If I have to put this into a picture for you of how it was, it would be as follows – in my mind, I saw it written on a banner, then a billboard, then a road sign next to the road, on pieces of paper, even the mushrooms popping up in the grass seemed to spell Benevolence. That is how in my face it was (only in my mind not physically around me).

This morning I realised WHY God gave me this word. You see, I have a teenager in the house and a little tween, who is becoming a tween too quickly according to me, because she is only 8 years of age. Man oh man, did I forget the knowledge that one supposedly possess at the age of 8 and 13 years.

Being benevolent with them has become a challenge. The arguments of how they think something works and must be, when I know it does not work that way. The attitude that I get when I only put in a sandwich for school (this is the tween by the way) and not something else. Or when I put in the something else in a lunch box that is not to her liking, then all things benevolent fly out the door.

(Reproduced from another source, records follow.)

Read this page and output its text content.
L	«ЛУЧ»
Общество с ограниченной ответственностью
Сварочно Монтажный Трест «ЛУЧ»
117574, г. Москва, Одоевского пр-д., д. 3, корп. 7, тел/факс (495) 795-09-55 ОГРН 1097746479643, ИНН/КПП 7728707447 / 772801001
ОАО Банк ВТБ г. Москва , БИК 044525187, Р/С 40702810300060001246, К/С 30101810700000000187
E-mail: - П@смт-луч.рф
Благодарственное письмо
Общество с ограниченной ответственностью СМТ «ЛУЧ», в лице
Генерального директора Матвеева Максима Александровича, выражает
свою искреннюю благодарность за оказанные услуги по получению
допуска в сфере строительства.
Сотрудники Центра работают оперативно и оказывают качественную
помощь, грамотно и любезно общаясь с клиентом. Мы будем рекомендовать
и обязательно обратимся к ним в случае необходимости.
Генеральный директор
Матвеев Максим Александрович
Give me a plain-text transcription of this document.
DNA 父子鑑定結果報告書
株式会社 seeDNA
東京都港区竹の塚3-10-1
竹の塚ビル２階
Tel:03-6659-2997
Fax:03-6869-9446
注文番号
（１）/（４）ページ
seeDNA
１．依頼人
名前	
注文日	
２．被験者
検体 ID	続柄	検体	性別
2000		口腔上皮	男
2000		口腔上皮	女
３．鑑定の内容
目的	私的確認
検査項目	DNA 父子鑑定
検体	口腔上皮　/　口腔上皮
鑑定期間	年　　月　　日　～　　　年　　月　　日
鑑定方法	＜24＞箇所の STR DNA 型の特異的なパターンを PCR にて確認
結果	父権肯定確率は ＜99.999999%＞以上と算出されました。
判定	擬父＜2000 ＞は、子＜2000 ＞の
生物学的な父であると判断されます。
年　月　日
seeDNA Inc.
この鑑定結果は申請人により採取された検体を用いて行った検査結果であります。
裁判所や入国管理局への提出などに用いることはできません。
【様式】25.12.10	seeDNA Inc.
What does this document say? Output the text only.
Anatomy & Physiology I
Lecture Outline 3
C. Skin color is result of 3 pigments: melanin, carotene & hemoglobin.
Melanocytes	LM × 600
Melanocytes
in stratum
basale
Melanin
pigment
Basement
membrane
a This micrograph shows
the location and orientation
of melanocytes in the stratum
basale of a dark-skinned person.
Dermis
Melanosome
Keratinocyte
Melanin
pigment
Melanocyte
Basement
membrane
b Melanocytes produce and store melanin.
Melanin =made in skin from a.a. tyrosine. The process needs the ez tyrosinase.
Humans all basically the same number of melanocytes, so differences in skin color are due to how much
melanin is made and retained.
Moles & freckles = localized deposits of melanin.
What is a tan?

Or when the teenager argues about a steering wheel accessory for the X-Box (yes, we purchased one, something that we said we would NEVER do – well, never say NEVER). And when it is installed and plugged in, it does not work as expected. Something which we told him would happen. Him putting it to one side, because it does not work as he had thought it would, wasting money on something like that not being used. When this happens, all benevolence runs out the door, trying to set a new world record for 100 metre sprints, trying to beat Usain Bolt’s world record.

So here I am. Guilty as charged. Not showing benevolence. I realise that God is pressing very hard on my heart to work on this. I have to use the tools that He is providing. The tools I am referring to, are the Tall Trees Ethics Training from ProBeta and Hettie Brittz. The latest addition to my tools, is the EI Activator, which is an add-on or plug in if I may refer to it in that way (and use some computer lingo, something that I have limited knowledge of), to the Tall Trees Ethics Training.

All of these things take time. It feels like life is happening, not allowing me to get to explore these tools. Lucky for me, it is now a requirement to do Ethics training to remain a CA. That is the reason WHY I chose something useful and purposeful like the Tall Trees Ethics Training and EI Activator. And yes, I say it like that now, because, I decided to look for the positive in this requirement, rather than sitting on the sidewalk, with my can of worms, complaining about the requirements.

I truly hope (and deep down know) that I will find benevolence when I start exploring, dissecting and excavating the field of EI Activator. The ground work and tone is being set in the Tall Trees Ethics Training, I just have to finish that (said tongue in the cheek because I am on month 4 and I have forgotten what was said, so I am probably going to have to redo it all in any way, before I can answer the questions to obtain the CPD certificate), so that I can move on to the EI Activator part of the expedition that I am finding myself in.

I know I have not been Benevolent, this is not God’s plan for me, to not be Benevolent. Let us take up the challenge with the teens and tweens in our house, the authorities, the pets and everything in between. Let us use Benevolence as our tool in this challenge. Benevolence – noun – the quality of being well meaning; kindness. How Benevolent are you?